Our liquid-microjet photoelectron spectrometer is used for photoelectron spectroscopy studies of aqueous solutions of molecules and ions. It comprises a Microliquids recirculating liquid-jet assembly and a magnetic bottle photoelectron spectrometer. Liquids are introduced into the source region of the photoelectron spectrometer through a 20 um fused silica capillary using a high performance liquid chromatography (HPLC) pump, where they are interrogated with femtosecond UV light pulses. The kinetic energies of the electrons provide information on the binding energies of the electronic states. Current research using this instrument is focussed on biologically and atmospherically relevant molecules and their building blocks.
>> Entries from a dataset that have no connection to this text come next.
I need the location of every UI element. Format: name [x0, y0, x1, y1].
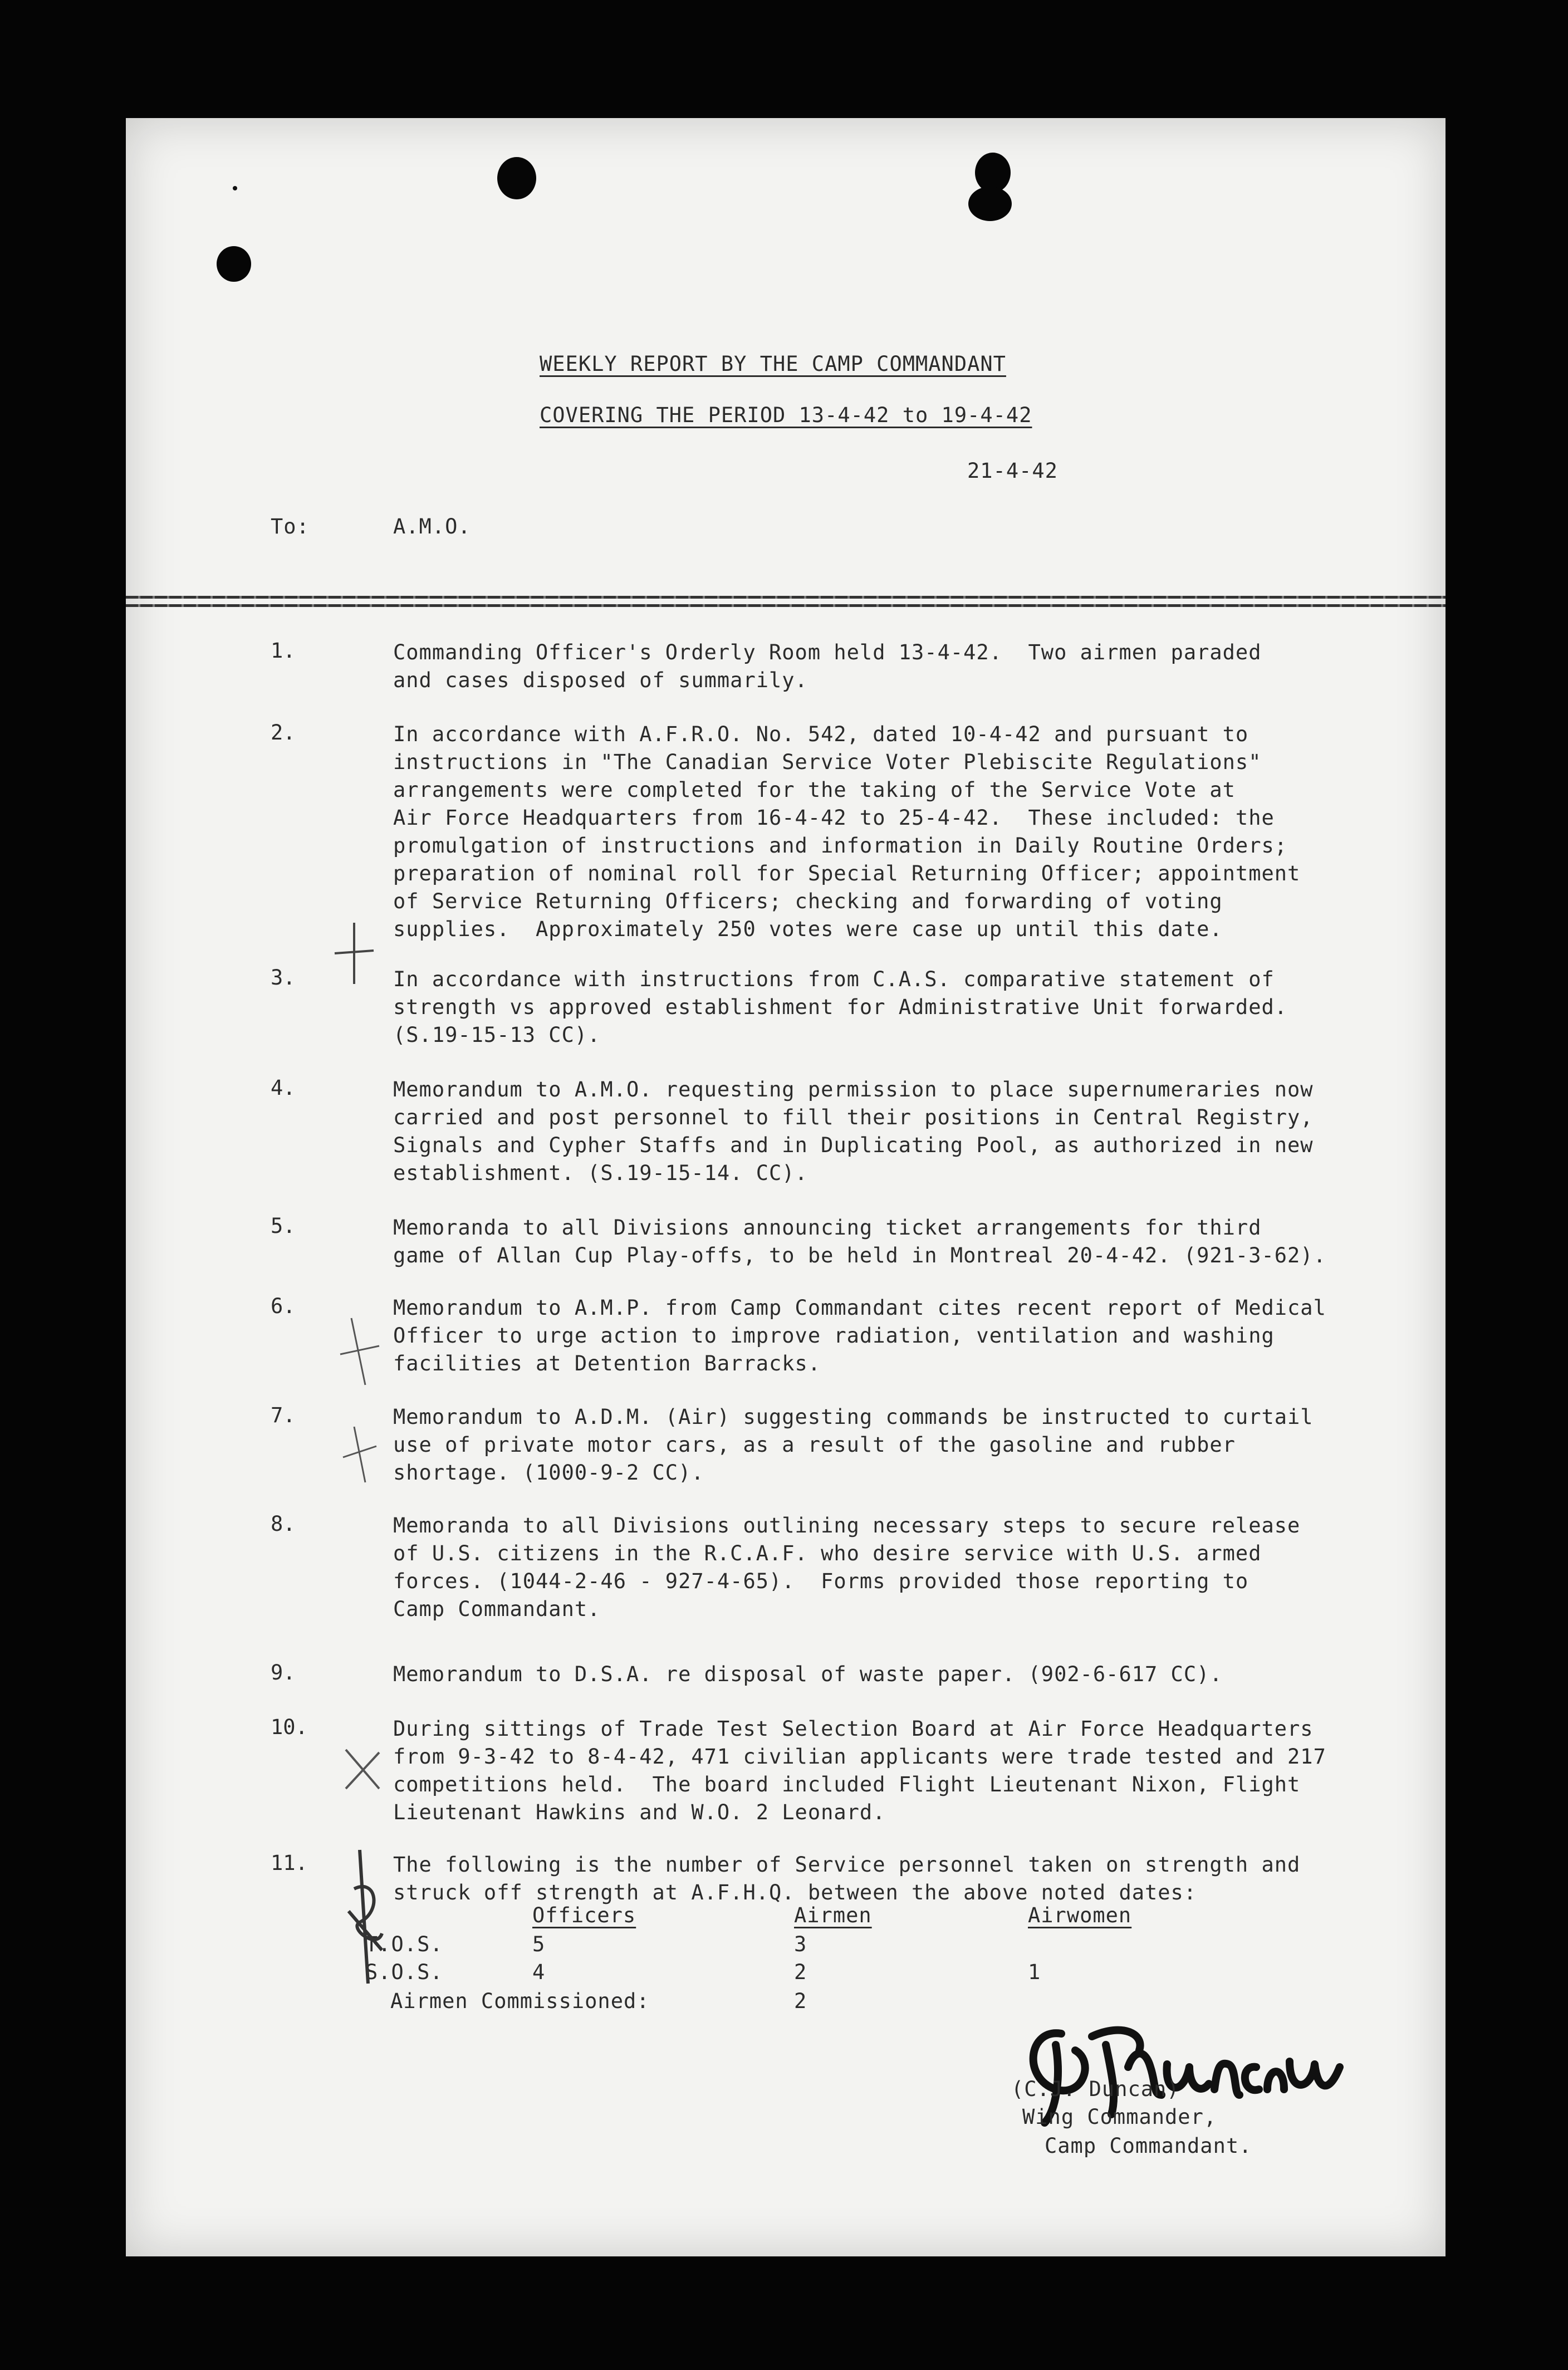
report-item: [393, 966, 1407, 1049]
item-line: During sittings of Trade Test Selection Board at Air Force Headquarters: [393, 1717, 1314, 1741]
item-line: establishment. (S.19-15-14. CC).: [393, 1161, 808, 1185]
cell-officers: 5: [532, 1932, 546, 1956]
report-period: COVERING THE PERIOD 13-4-42 to 19-4-42: [540, 403, 1032, 427]
item-line: preparation of nominal roll for Special Returning Officer; appointment: [393, 861, 1301, 885]
item-number: 10.: [271, 1715, 308, 1739]
item-number: 4.: [271, 1076, 296, 1100]
margin-tick: [332, 920, 376, 987]
document-page: [126, 118, 1445, 2256]
report-date: 21-4-42: [967, 459, 1058, 483]
item-number: 7.: [271, 1403, 296, 1427]
paper-speck: [233, 186, 237, 190]
item-number: 8.: [271, 1512, 296, 1536]
item-line: of U.S. citizens in the R.C.A.F. who desire service with U.S. armed: [393, 1541, 1262, 1565]
item-line: strength vs approved establishment for Administrative Unit forwarded.: [393, 995, 1288, 1019]
row-label: S.O.S.: [365, 1960, 443, 1984]
item-line: Officer to urge action to improve radiation, ventilation and washing: [393, 1324, 1275, 1348]
item-line: from 9-3-42 to 8-4-42, 471 civilian applicants were trade tested and 217: [393, 1745, 1326, 1769]
row-label: T.O.S.: [365, 1932, 443, 1956]
item-number: 9.: [271, 1661, 296, 1685]
item-line: use of private motor cars, as a result of the gasoline and rubber: [393, 1433, 1236, 1457]
item-number: 2.: [271, 721, 296, 745]
cell-airmen: 2: [794, 1960, 807, 1984]
report-item: [393, 639, 1407, 694]
report-item: [393, 1661, 1407, 1688]
item-line: Commanding Officer's Orderly Room held 13-4-42. Two airmen paraded: [393, 640, 1262, 664]
col-header-airmen: Airmen: [794, 1903, 872, 1927]
item-line: Memoranda to all Divisions outlining necessary steps to secure release: [393, 1514, 1301, 1537]
margin-tick: [343, 1844, 388, 1989]
to-label: To:: [271, 515, 310, 538]
item-number: 5.: [271, 1214, 296, 1238]
item-line: of Service Returning Officers; checking and forwarding of voting: [393, 889, 1223, 913]
report-item: [393, 1214, 1407, 1270]
separator-rule: [126, 596, 1445, 599]
item-line: Memoranda to all Divisions announcing ticket arrangements for third: [393, 1216, 1262, 1240]
item-line: game of Allan Cup Play-offs, to be held in Montreal 20-4-42. (921-3-62).: [393, 1243, 1326, 1267]
col-header-officers: Officers: [532, 1903, 636, 1927]
cell-airmen: 2: [794, 1989, 807, 2013]
row-label: Airmen Commissioned:: [390, 1989, 650, 2013]
item-number: 3.: [271, 966, 296, 990]
item-line: carried and post personnel to fill their positions in Central Registry,: [393, 1105, 1314, 1129]
cell-officers: 4: [532, 1960, 546, 1984]
item-line: and cases disposed of summarily.: [393, 668, 808, 692]
punch-hole: [217, 246, 251, 282]
margin-tick: [340, 1744, 385, 1794]
item-line: Lieutenant Hawkins and W.O. 2 Leonard.: [393, 1800, 886, 1824]
item-number: 6.: [271, 1294, 296, 1318]
item-line: Air Force Headquarters from 16-4-42 to 25-4-42. These included: the: [393, 806, 1275, 830]
item-line: shortage. (1000-9-2 CC).: [393, 1461, 704, 1485]
item-line: Signals and Cypher Staffs and in Duplicating Pool, as authorized in new: [393, 1133, 1314, 1157]
item-number: 11.: [271, 1851, 308, 1875]
item-line: Memorandum to D.S.A. re disposal of waste paper. (902-6-617 CC).: [393, 1662, 1223, 1686]
item-line: facilities at Detention Barracks.: [393, 1352, 821, 1375]
separator-rule: [126, 604, 1445, 607]
item-line: forces. (1044-2-46 - 927-4-65). Forms provided those reporting to: [393, 1569, 1249, 1593]
item-line: competitions held. The board included Flight Lieutenant Nixon, Flight: [393, 1772, 1301, 1796]
item-line: In accordance with instructions from C.A.S. comparative statement of: [393, 967, 1275, 991]
signer-name: (C.J. Duncan): [1011, 2077, 1180, 2101]
item-line: Memorandum to A.D.M. (Air) suggesting commands be instructed to curtail: [393, 1405, 1314, 1429]
cell-airwomen: 1: [1028, 1960, 1041, 1984]
item-line: instructions in "The Canadian Service Voter Plebiscite Regulations": [393, 750, 1262, 774]
item-line: The following is the number of Service personnel taken on strength and: [393, 1853, 1301, 1877]
col-header-airwomen: Airwomen: [1028, 1903, 1132, 1927]
report-item: [393, 1715, 1407, 1827]
punch-hole: [497, 157, 536, 199]
item-line: promulgation of instructions and information in Daily Routine Orders;: [393, 834, 1288, 858]
item-number: 1.: [271, 639, 296, 663]
report-item: [393, 1403, 1407, 1487]
signer-role: Camp Commandant.: [1045, 2134, 1252, 2158]
item-line: Camp Commandant.: [393, 1597, 601, 1621]
item-line: In accordance with A.F.R.O. No. 542, dated 10-4-42 and pursuant to: [393, 722, 1249, 746]
report-title: WEEKLY REPORT BY THE CAMP COMMANDANT: [540, 352, 1006, 376]
to-value: A.M.O.: [393, 515, 471, 538]
report-item: [393, 721, 1407, 943]
report-item: [393, 1076, 1407, 1187]
report-item: [393, 1294, 1407, 1378]
punch-hole: [968, 187, 1012, 221]
item-line: struck off strength at A.F.H.Q. between the above noted dates:: [393, 1881, 1197, 1904]
item-line: (S.19-15-13 CC).: [393, 1023, 601, 1047]
margin-tick: [340, 1424, 379, 1485]
margin-tick: [337, 1315, 382, 1388]
cell-airmen: 3: [794, 1932, 807, 1956]
signer-rank: Wing Commander,: [1022, 2105, 1217, 2129]
report-item: [393, 1512, 1407, 1623]
item-line: Memorandum to A.M.P. from Camp Commandant cites recent report of Medical: [393, 1296, 1326, 1320]
item-line: supplies. Approximately 250 votes were case up until this date.: [393, 917, 1223, 941]
item-line: Memorandum to A.M.O. requesting permission to place supernumeraries now: [393, 1078, 1314, 1101]
item-line: arrangements were completed for the taking of the Service Vote at: [393, 778, 1236, 802]
report-item: [393, 1851, 1407, 1907]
Our ultra-high vacuum (UHV) chamber is used for structural and electronic characterisation of clean and adsorbate-covered surfaces. It is capable of low energy electron diffraction (LEED) measurements in addition to X-Ray, UV and two-photon photoemission (2PPE) spectroscopy. Time-resolved 2PPE measurements are possible on the femtosecond timescale with continuously variable excitation wavelengths between 235-2600 nm, and photoelectrons are detected with a hemispherical electron kinetic energy analyser (VG Scienta R3000). Current research using this instrument focuses on metal oxide surfaces and other systems relevant to light harvesting applications, including hybrid perovskites, in collaboration with Geoff Thornton.